One Off the Slack: How Default is a Default?

John O’Reilly asked:

In SwiftUI if you do …[provide] no params to padding() then default system padding values are used… In Compose it looks like 0dp is used if no parameters are passed. Would be nice I think to use SwiftUI’s approach here..

Bryan Herbst immediately got to the heart of the issue:

What would the default padding be? 4dp? 8dp? I don’t think there’s a particularly valuable default value for a broad enough range of applications.

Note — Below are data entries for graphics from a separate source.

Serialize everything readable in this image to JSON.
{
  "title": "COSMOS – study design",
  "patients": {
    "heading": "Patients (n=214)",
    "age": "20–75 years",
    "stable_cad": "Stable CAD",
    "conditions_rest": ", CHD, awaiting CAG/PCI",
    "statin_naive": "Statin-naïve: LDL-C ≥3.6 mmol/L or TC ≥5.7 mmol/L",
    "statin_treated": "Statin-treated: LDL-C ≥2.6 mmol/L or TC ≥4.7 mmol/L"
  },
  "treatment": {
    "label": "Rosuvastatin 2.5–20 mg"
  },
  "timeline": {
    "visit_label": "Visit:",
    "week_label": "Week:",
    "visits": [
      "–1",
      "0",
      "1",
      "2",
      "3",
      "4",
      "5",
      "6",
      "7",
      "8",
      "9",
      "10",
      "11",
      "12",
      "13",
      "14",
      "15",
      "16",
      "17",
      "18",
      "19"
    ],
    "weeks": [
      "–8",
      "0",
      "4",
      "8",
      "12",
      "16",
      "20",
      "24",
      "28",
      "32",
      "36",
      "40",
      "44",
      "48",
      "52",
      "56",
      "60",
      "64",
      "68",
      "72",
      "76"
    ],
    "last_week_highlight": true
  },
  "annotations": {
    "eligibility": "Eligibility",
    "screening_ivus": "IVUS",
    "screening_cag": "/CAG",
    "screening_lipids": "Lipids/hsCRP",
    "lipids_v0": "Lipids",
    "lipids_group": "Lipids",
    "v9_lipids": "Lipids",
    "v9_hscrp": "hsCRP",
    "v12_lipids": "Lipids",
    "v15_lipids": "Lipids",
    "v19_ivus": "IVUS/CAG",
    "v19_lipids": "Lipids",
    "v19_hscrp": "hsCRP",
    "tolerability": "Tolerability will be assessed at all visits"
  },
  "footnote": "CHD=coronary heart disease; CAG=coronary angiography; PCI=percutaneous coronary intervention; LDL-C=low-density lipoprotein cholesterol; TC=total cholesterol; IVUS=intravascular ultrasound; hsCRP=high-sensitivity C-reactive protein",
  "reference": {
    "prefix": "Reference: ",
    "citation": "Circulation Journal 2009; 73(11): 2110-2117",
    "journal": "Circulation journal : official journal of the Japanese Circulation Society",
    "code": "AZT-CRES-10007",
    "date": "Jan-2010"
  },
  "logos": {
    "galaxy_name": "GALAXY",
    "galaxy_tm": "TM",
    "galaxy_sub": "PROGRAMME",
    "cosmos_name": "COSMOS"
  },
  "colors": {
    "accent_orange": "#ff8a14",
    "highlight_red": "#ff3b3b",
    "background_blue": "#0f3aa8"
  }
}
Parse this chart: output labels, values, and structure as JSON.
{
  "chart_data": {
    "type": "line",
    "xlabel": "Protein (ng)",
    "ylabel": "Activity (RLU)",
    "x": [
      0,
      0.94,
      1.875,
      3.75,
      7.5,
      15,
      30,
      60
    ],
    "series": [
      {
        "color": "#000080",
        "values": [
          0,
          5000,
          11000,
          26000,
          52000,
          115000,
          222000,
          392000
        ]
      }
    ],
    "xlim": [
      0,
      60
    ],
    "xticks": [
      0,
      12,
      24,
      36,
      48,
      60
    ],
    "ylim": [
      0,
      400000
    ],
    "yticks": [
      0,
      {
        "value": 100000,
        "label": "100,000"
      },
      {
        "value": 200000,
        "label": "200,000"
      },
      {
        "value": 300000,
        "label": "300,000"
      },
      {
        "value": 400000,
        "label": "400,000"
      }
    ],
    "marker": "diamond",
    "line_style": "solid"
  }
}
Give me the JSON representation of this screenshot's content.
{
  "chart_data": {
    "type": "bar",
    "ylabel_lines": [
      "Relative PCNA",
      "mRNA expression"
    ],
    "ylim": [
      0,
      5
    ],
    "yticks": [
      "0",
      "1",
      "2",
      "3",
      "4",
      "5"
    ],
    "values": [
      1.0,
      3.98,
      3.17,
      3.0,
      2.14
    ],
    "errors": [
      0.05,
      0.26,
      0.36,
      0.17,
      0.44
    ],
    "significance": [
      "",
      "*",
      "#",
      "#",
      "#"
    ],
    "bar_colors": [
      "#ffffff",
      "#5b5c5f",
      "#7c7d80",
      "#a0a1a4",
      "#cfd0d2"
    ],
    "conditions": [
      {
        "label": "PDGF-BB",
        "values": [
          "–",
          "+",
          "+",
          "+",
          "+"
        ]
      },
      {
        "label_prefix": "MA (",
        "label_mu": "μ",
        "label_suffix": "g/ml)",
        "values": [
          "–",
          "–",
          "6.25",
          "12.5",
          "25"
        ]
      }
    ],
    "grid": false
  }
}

I think the “default” padding will change between different apps with different design systems.

John offered up 16dp as a possible default, based on Material Design:

Doesn’t of course over all cases but material design I think generally recommends 16dp in many cases….might be a reasonable default anyway

Joost Klitsie argued that SwiftUI’s approach does not make sense over in the Compose world, because padding recommendations are based on a design system, and not all design systems are the same:

but compose !=material design

apple is very biased and they want you use their (outdated) design system, so of course they will incorporate it into the language

but compose is in essence a UI framework, opened up to support different design philosophies. They will however help you and deliver a material design library on top of it

but padding is part of the base stuff

so 0 padding is a sane default (I would argue that the argument should be specified at all times)

…material design often has 16dp space, but often there are different values

Kirill Grouchnikov echoed that sentiment:

I wouldn’t want the underlying layer (which should be agnostic to the specific “philosophy” of a particular design system such as Material) to be in the business of providing default metrics of its own

What Compose Material does is set up a set of defaults (e.g., ButtonDefaults) for values to apply to its composables (e.g., Button()). John asked:

so, is it that ButtonDefaults is only applied when using MaterialTheme derived theme?

As Bryan pointed out, in effect, there is no spoon:

Correct- ButtonDefaults is part of MaterialTheme . In fact, all of Button is! There is no design system-agnostic button implementation in Compose.

So, a design system is responsible for “nudging” you towards defaults for things like padding, including trying to minimize the code needed to use those defaults. Compose’s layered architecture means that a lot of those design system concepts wind up in Compose Material, and we as a community are still learning where Compose UI ends and where Compose Material begins.